Cumulative rates of VDZ LOR at 6 and 12 months were 20% and 35%, respectively. The median time to developing LOR after achieving a significant response to VDZ was 125 days (IQR 65–246), with UC patients having a shorter time to LOR (114 days, IQR 30–263) as compared to CD (182 days, IQR 81–310).

On univariable analyses, patients with UC were more likely to have VDZ LOR as compared to CD (HR 1.54, 95% CI 1.04–2.28), with cumulative rates for LOR at 6 and 12 months being 18% and 39% in UC, and 15% and 30% in CD (P = 0.03). Rates for LOR were comparable in TNF-antagonist naive and TNF-antagonist exposed individuals (P = 0.53), but patients who had LOR to a TNF-antagonist before VDZ use, were almost twice as likely to have LOR to VDZ (HR 1.94, 95% CI 1.26–2.98), whereas patients who had a primary nonresponse (PNR) to a TNF-antagonist before VDZ use, were almost 50% less likely to have LOR to VDZ (HR 0.60, 95% CI 0.36–0.97) (Table 3, Fig. 1). Among patients who had LOR to a TNF-antagonist before VDZ use, there was no significant difference in LOR to VDZ among those who underwent an attempt at optimizing the TNF-antagonist before VDZ (dose escalation and/or interval shortening to manage) versus those who did not before starting VDZ (P = 0.20), or those who were on a concomitant immunomodulator when starting VDZ (P = 0.71). On multivariable analyses, the only 2 independent predictors of LOR to VDZ were disease duration (HR 0.97 per year of disease duration, 95% CI 0.95–0.99) and LOR to a TNF-antagonist before VDZ use (HR 1.93, 95% CI 1.25–2.97).

TABLE 3:

Univariable and Multivariable Predictors of Vedolizumab Loss of Response

Variable Univariable HR (95% CI) Multivariable HR (95% CI)
All IBD patients
IBD type (UC vs CD) 1.54 (1.04–2.28)
Disease duration 0.97 (0.95–0.99) 0.97 (0.95–0.99)
Prior hospitalization 0.84 (0.66–1.06)
Baseline CRP 1.01 (0.99–1.02)
LOR with last biologic 1.94 (1.26–2.98) 1.93 (1.25–2.97)
PNR with last biologic 0.60 (0.36–0.97)
Concomitant steroids 1.49 (1.01–2.21)
Crohn’s disease
BMI 0.96 (0.91–1.02)
Disease duration 0.98 (0.95–1.00) 0.95 (0.92–0.99)
Baseline CRP 1.01 (1.01–1.02) 1.01 (1.01–1.02)
Baseline albumin 0.69 (0.41–1.15)
LOR with last biologic 1.92 (1.09–3.41) 2.55 (1.31–4.96)
PNR with last biologic 0.57 (0.30–1.10)
Ulcerative colitis
TNF-antagonist failure 1.64 (0.90–2.99)
LOR with last biologic 1.93 (0.99–3.77)
Concomitant steroids 1.64 (0.89–3.02)

Variables selected based on univariable analyses (P < 0.20) and backward model selection approach used to derive final multivariable model (P < 0.05).

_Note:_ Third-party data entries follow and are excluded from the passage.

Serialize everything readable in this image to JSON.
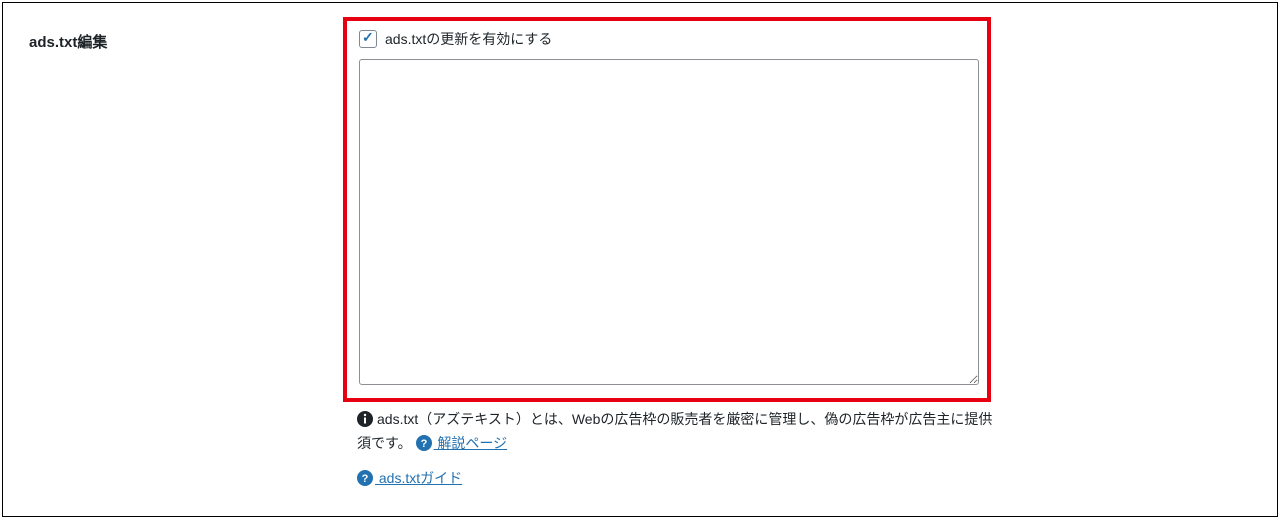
{
  "section": {
    "label": "ads.txt編集"
  },
  "checkbox": {
    "label": "ads.txtの更新を有効にする",
    "checked": true
  },
  "textarea": {
    "value": ""
  },
  "help": {
    "info_text_part1": "ads.txt（アズテキスト）とは、Webの広告枠の販売者を厳密に管理し、偽の広告枠が広告主に提供",
    "info_text_part2": "須です。",
    "explain_link_label": " 解説ページ",
    "guide_link_label": " ads.txtガイド"
  },
  "colors": {
    "highlight_border": "#e60012",
    "link": "#2271b1",
    "icon_dark": "#1d2327"
  }
}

BMI, Body mass index; CD, Crohn’s disease; CI, confidence interval; CRP, C-reactive protein; HR, hazard ratio; IBD, inflammatory bowel disease; LOR, loss of response; PNR, primary nonresponse; UC, ulcerative colitis.

FIGURE 1.

FIGURE 1.

Cumulative rate of loss of response for clinical predictors. Loss of response during vedolizumab maintenance therapy classified by A, inflammatory bowel disease type (P = 0.028); B, primary nonresponse to TNF antagonist used before vedolizumab (vs loss of response or intolerance to TNF antagonist, P = 0.037); C, loss of response to TNF antagonist used before vedolizumab (vs primary nonresponse or intolerance to TNF antagonist, P = 0.002).

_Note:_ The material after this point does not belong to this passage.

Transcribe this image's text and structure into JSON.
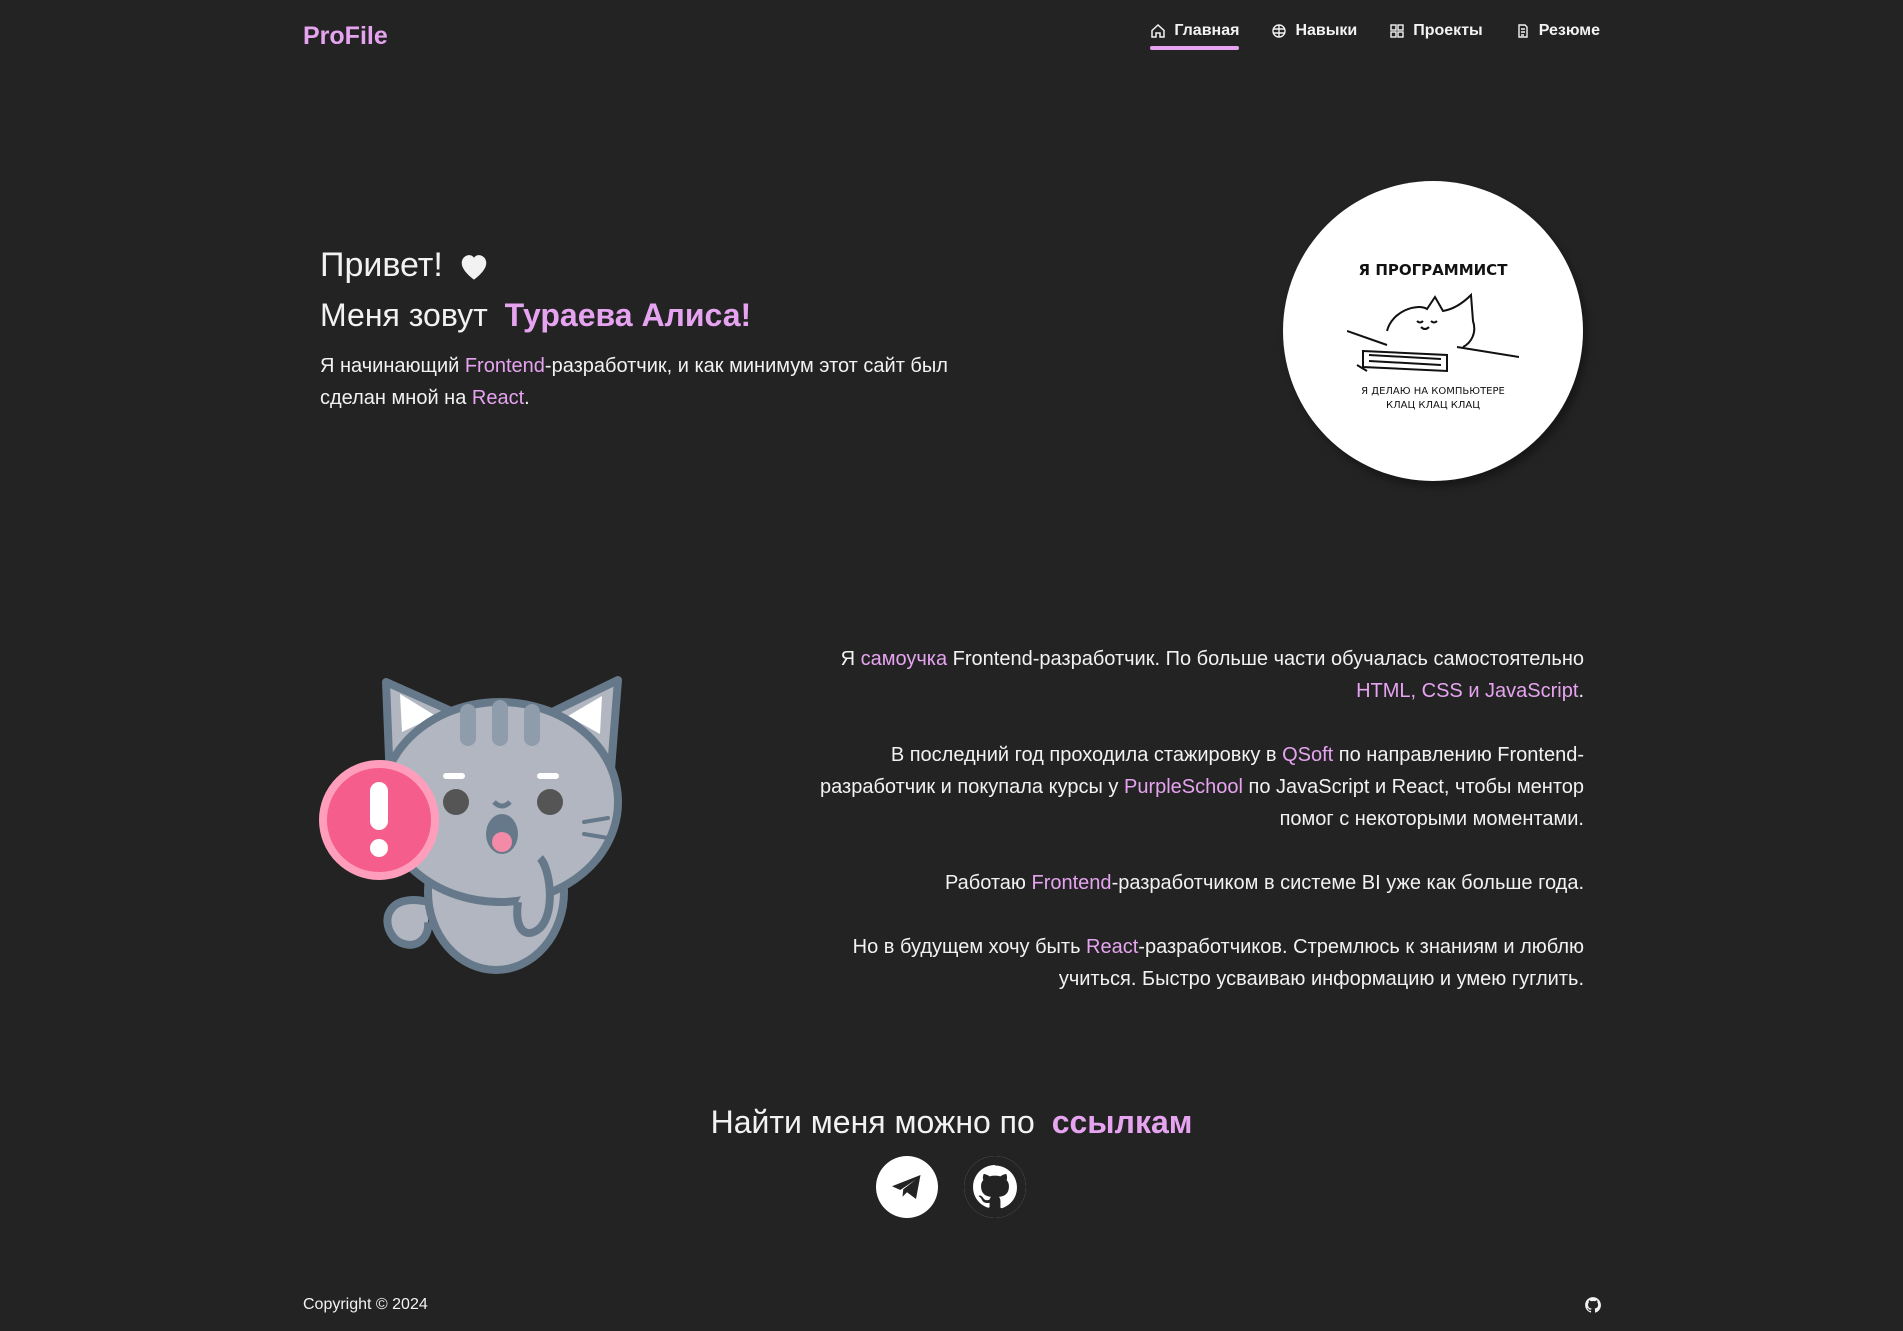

When looking at CD and UC separately, baseline C reactive protein (CRP) was also identified to be an independent predictor of LOR to VDZ for CD on multivariable analyses (HR 1.01 per mg/dL, 95% CI 1.01–1.02), in addition to disease duration (HR 0.95 per year of disease duration, 95% CI 0.92–0.99), and LOR to a TNF-antagonist before VDZ use (HR 2.55, 95% CI 1.31–4.96) (Table 3). For UC specifically, there were no independent predictors identified for LOR to VDZ. Results were unchanged after excluding the 15 patients who underwent VDZ interval escalation for initial primary non-response.

Management of LOR

For patients who developed LOR to VDZ, management strategies included: VDZ interval shortening to every 4 or 6 weeks (n = 47), adding a prednisone course (n = 15), adding or adjusting a concomitant immunomodulator (n = 5), antibiotic course (n = 2), switching to an alternative biologic (n = 10 TNF-antagonist, n = 5 ustekinumab, n = 1 tofacitinib), surgery (n = 10), or complete discontinuation (n = 2). The 2 patients who discontinued without any additional therapy had developed LOR to VDZ during pregnancy. Follow-up assessments were available in 54 of these patients within a median (IQR) follow-up of 64–9 months, and 23 (43%) recaptured a significant response to VDZ (UC 9/28, 32%; CD 14/26, 54%), with 9 (17%) achieving clinical remission (UC 3/28, 11%; CD 5/26, 19%).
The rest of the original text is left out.